Since leaving school I’ve tried to keep abreast of my studies and as such read a variety of blogs and publications doing so.

Recently this has resulted in coming across a story about how the U.S. Air Force has completely blurred the distinction between church and state through its use of the Bible for justifying use of nuclear weaponry in preparing airmen for possible deployment of nuclear weapons should they receive the order to do so.

Were this to be done in any other area of their armed services it would likely have been squashed. But with studies that once saw the likelihood of a near 60% “failure” in airmen following through on the order a few decades ago, they’ve turned to a higher power for a helping hand as cuts loom and an appetite for a smaller nuclear stockpile grows.
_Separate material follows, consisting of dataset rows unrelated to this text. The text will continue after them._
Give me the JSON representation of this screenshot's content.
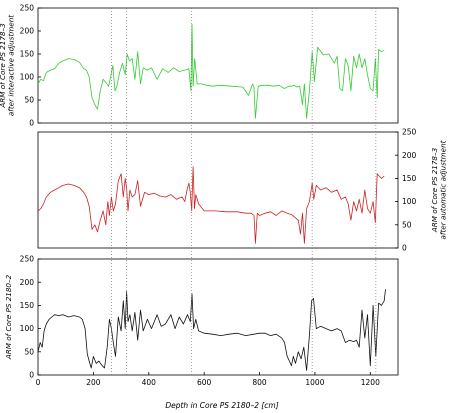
{
  "chart_data": {
    "type": "line",
    "xlabel": "Depth in Core PS 2180–2  [cm]",
    "xlim": [
      0,
      1300
    ],
    "x_ticks": [
      0,
      200,
      400,
      600,
      800,
      1000,
      1200
    ],
    "tie_lines_depth": [
      265,
      320,
      555,
      990,
      1220
    ],
    "panels": [
      {
        "id": "top",
        "ylabel_lines": [
          "ARM of Core PS 2178–3",
          "after interactive adjustment"
        ],
        "ylabel_side": "left",
        "ylim": [
          0,
          250
        ],
        "y_ticks": [
          0,
          50,
          100,
          150,
          200,
          250
        ],
        "show_x_ticks": false,
        "color": "#33cc33",
        "series": {
          "x": [
            0,
            10,
            20,
            30,
            45,
            60,
            75,
            90,
            110,
            130,
            150,
            165,
            175,
            185,
            195,
            205,
            215,
            225,
            235,
            245,
            255,
            262,
            270,
            278,
            285,
            295,
            305,
            315,
            322,
            330,
            340,
            350,
            360,
            370,
            380,
            395,
            410,
            430,
            450,
            470,
            490,
            510,
            530,
            545,
            552,
            556,
            560,
            566,
            575,
            590,
            610,
            630,
            660,
            700,
            740,
            760,
            775,
            780,
            785,
            795,
            810,
            830,
            850,
            870,
            890,
            905,
            915,
            925,
            935,
            945,
            955,
            962,
            970,
            980,
            990,
            998,
            1010,
            1030,
            1050,
            1070,
            1080,
            1090,
            1100,
            1110,
            1120,
            1130,
            1140,
            1150,
            1160,
            1170,
            1180,
            1190,
            1200,
            1210,
            1218,
            1225,
            1230,
            1240,
            1250
          ],
          "y": [
            85,
            95,
            92,
            110,
            115,
            118,
            130,
            135,
            140,
            138,
            132,
            118,
            115,
            100,
            55,
            40,
            30,
            70,
            95,
            88,
            80,
            100,
            125,
            70,
            80,
            110,
            130,
            105,
            150,
            135,
            140,
            95,
            155,
            85,
            120,
            115,
            120,
            95,
            118,
            110,
            120,
            112,
            115,
            118,
            70,
            215,
            80,
            140,
            85,
            85,
            82,
            80,
            82,
            80,
            78,
            60,
            85,
            78,
            10,
            80,
            82,
            82,
            80,
            82,
            75,
            80,
            80,
            82,
            78,
            80,
            40,
            85,
            10,
            70,
            155,
            90,
            165,
            148,
            150,
            130,
            145,
            75,
            70,
            140,
            125,
            70,
            145,
            120,
            150,
            120,
            140,
            105,
            75,
            70,
            140,
            55,
            160,
            155,
            158
          ]
        }
      },
      {
        "id": "middle",
        "ylabel_lines": [
          "ARM of Core PS 2178–3",
          "after automatic adjustment"
        ],
        "ylabel_side": "right",
        "ylim": [
          0,
          250
        ],
        "y_ticks": [
          0,
          50,
          100,
          150,
          200,
          250
        ],
        "show_x_ticks": false,
        "color": "#cc2222",
        "series": {
          "x": [
            0,
            10,
            20,
            30,
            45,
            60,
            75,
            90,
            110,
            130,
            150,
            165,
            175,
            185,
            195,
            205,
            215,
            225,
            235,
            245,
            252,
            258,
            265,
            272,
            280,
            290,
            300,
            308,
            315,
            320,
            325,
            332,
            340,
            350,
            360,
            370,
            385,
            400,
            420,
            440,
            460,
            480,
            500,
            520,
            530,
            538,
            545,
            550,
            555,
            560,
            565,
            570,
            580,
            600,
            640,
            680,
            720,
            750,
            770,
            780,
            785,
            792,
            800,
            820,
            840,
            860,
            880,
            900,
            915,
            930,
            940,
            948,
            955,
            962,
            970,
            980,
            990,
            996,
            1005,
            1020,
            1040,
            1060,
            1080,
            1095,
            1110,
            1120,
            1130,
            1140,
            1150,
            1160,
            1170,
            1180,
            1190,
            1200,
            1210,
            1218,
            1225,
            1232,
            1240,
            1250
          ],
          "y": [
            80,
            85,
            95,
            110,
            120,
            125,
            130,
            135,
            138,
            135,
            130,
            120,
            110,
            90,
            40,
            50,
            35,
            60,
            80,
            50,
            100,
            70,
            110,
            80,
            95,
            145,
            160,
            110,
            150,
            130,
            80,
            125,
            110,
            115,
            145,
            90,
            120,
            115,
            118,
            112,
            110,
            115,
            105,
            110,
            100,
            125,
            140,
            120,
            80,
            175,
            85,
            115,
            95,
            80,
            80,
            78,
            78,
            75,
            75,
            70,
            10,
            75,
            70,
            75,
            78,
            70,
            80,
            75,
            72,
            65,
            60,
            30,
            75,
            10,
            85,
            100,
            140,
            105,
            135,
            125,
            130,
            120,
            125,
            105,
            110,
            95,
            60,
            100,
            80,
            105,
            75,
            125,
            85,
            75,
            100,
            55,
            160,
            155,
            150,
            155
          ]
        }
      },
      {
        "id": "bottom",
        "ylabel_lines": [
          "ARM of Core PS 2180–2"
        ],
        "ylabel_side": "left",
        "ylim": [
          0,
          250
        ],
        "y_ticks": [
          0,
          50,
          100,
          150,
          200,
          250
        ],
        "show_x_ticks": true,
        "color": "#111111",
        "series": {
          "x": [
            0,
            8,
            15,
            22,
            30,
            40,
            50,
            60,
            75,
            90,
            110,
            130,
            150,
            160,
            170,
            178,
            185,
            192,
            200,
            210,
            220,
            232,
            240,
            250,
            258,
            265,
            272,
            280,
            290,
            300,
            308,
            315,
            320,
            325,
            332,
            340,
            350,
            360,
            370,
            380,
            395,
            410,
            430,
            445,
            460,
            480,
            495,
            510,
            525,
            540,
            550,
            556,
            562,
            570,
            580,
            600,
            630,
            660,
            690,
            720,
            750,
            780,
            800,
            820,
            840,
            860,
            880,
            890,
            900,
            908,
            915,
            922,
            930,
            940,
            950,
            960,
            970,
            980,
            988,
            995,
            1005,
            1020,
            1040,
            1060,
            1080,
            1095,
            1110,
            1125,
            1140,
            1150,
            1160,
            1170,
            1180,
            1190,
            1200,
            1210,
            1220,
            1230,
            1240,
            1250,
            1255
          ],
          "y": [
            50,
            70,
            60,
            95,
            110,
            120,
            125,
            130,
            128,
            130,
            125,
            128,
            125,
            120,
            100,
            45,
            30,
            15,
            40,
            25,
            30,
            20,
            15,
            60,
            120,
            100,
            70,
            40,
            125,
            95,
            160,
            100,
            180,
            115,
            130,
            95,
            135,
            75,
            140,
            95,
            120,
            100,
            130,
            105,
            110,
            130,
            100,
            125,
            110,
            130,
            115,
            175,
            100,
            120,
            95,
            90,
            88,
            85,
            88,
            90,
            85,
            88,
            90,
            90,
            85,
            88,
            80,
            70,
            40,
            30,
            20,
            40,
            25,
            50,
            35,
            60,
            10,
            85,
            160,
            165,
            100,
            105,
            100,
            95,
            100,
            95,
            70,
            75,
            72,
            75,
            60,
            140,
            80,
            130,
            20,
            150,
            40,
            155,
            150,
            160,
            185
          ]
        }
      }
    ]
  }
}
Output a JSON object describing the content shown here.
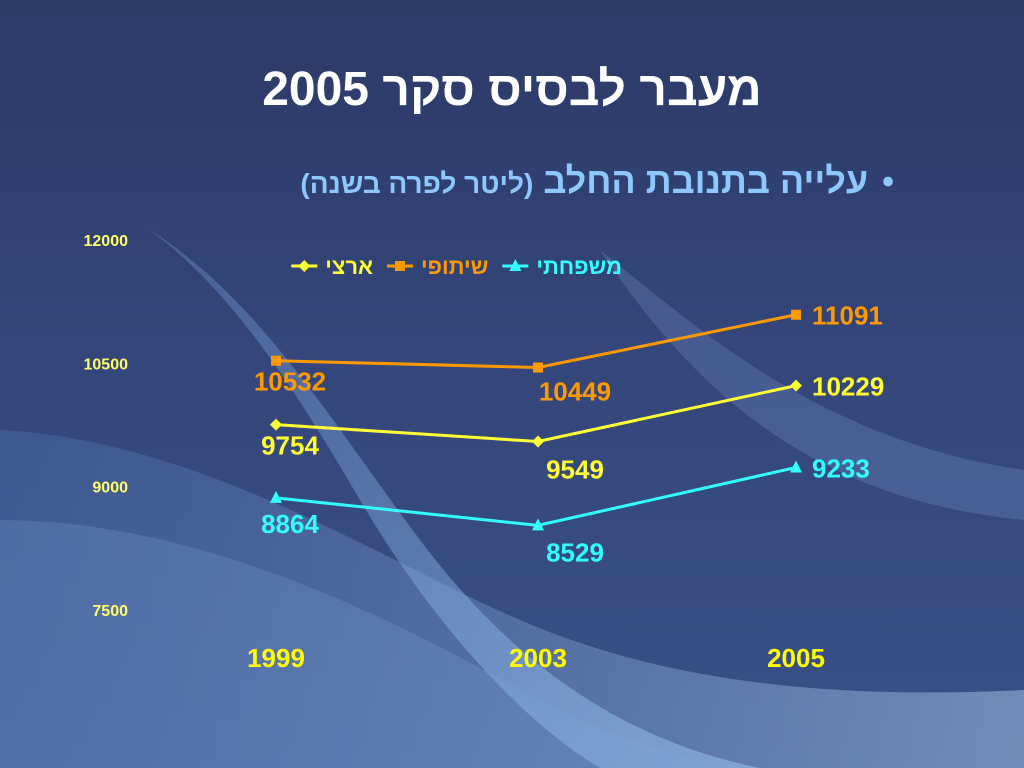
{
  "slide": {
    "title": "מעבר לבסיס סקר 2005",
    "bullet_main": "עלייה בתנובת החלב",
    "bullet_sub": "(ליטר לפרה בשנה)",
    "bullet_symbol": "•"
  },
  "chart_data": {
    "type": "line",
    "categories": [
      "1999",
      "2003",
      "2005"
    ],
    "ylim": [
      7500,
      12000
    ],
    "yticks": [
      "12000",
      "10500",
      "9000",
      "7500"
    ],
    "legend_position": "top",
    "grid": false,
    "series": [
      {
        "name": "ארצי",
        "values": [
          9754,
          9549,
          10229
        ],
        "labels": [
          "9754",
          "9549",
          "10229"
        ],
        "color": "#ffff33",
        "marker": "diamond"
      },
      {
        "name": "שיתופי",
        "values": [
          10532,
          10449,
          11091
        ],
        "labels": [
          "10532",
          "10449",
          "11091"
        ],
        "color": "#ff9900",
        "marker": "square"
      },
      {
        "name": "משפחתי",
        "values": [
          8864,
          8529,
          9233
        ],
        "labels": [
          "8864",
          "8529",
          "9233"
        ],
        "color": "#33ffff",
        "marker": "triangle"
      }
    ]
  },
  "colors": {
    "title": "#ffffff",
    "bullet": "#8ec8ff",
    "axis_ticks": "#ffff66",
    "category_ticks": "#ffff00"
  }
}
Interestingly it’s not as strange an idea as you’d think.

Granted the preaching is a problem, and as one senior Air Force Space and Missile officer put it, ” presumes ALL missile officers are religious and specifically in need of CHRISTIAN justification for their service.”

But this obvious quandary aside, the history of religious justification for the use of violence easily dates back to the Fourth Century.

Augustine of Hippo and Thomas Aquinas blazed the way as they wrestled with ideas of Justified War and provided the means to absolution of Christendom’s faithful as they marched against the infidels abroad, but Stanislaw of Skarbimierz’s sermon justifying war over eleven hundred years later, and specifically the Kingdom of Poland’s war with the Teutonic Knights, deserves recognition as one of the first clear cut examples of official Church approval being given for a war.

Eventually from these theological examinations came the basis for the International “Law” in place today.

There have of course been some modifications, and it’s continually under debate, always tested by the activities of member and non-member states alike, but even as it has shifted into the secular purview, papal approval is still sought, even if not explicitly so.

And the Vatican has dutifully risen to this expectation.

However with the most recent Catechism of the Catholic Church (1992), paragraph 2309 lists the four conditions for “legitimate defense by military force,” and a marked change in a centuries long position:

1. Damaged inflicted by the aggressor on nation or community of nations must be lasting, grave, and certain;
2. All other means of putting an end to the aggression must be shown to be impractical or ineffective;
3. There must be serious prospects for success;
4. And finally, the use of arms must not produce evils and disorders graver than that being eliminated.

Of specific interest is a stipulation they add onto the final point requiring that the magnitude of force being employed be weighed against its corresponding magnitude of imprecision.

That is to say, the bigger the weapon the more likely there is to be unintended causalities.

An import distinction when you consider their early days of providing excuses for their holy warriors to rampage across their enemies’ lands, but a necessary one now that we have the ability to level an entire city.

It’s a sad irony that as the Church calls for discretion, the Air Force is using their teachings to justify launching nuclear missiles.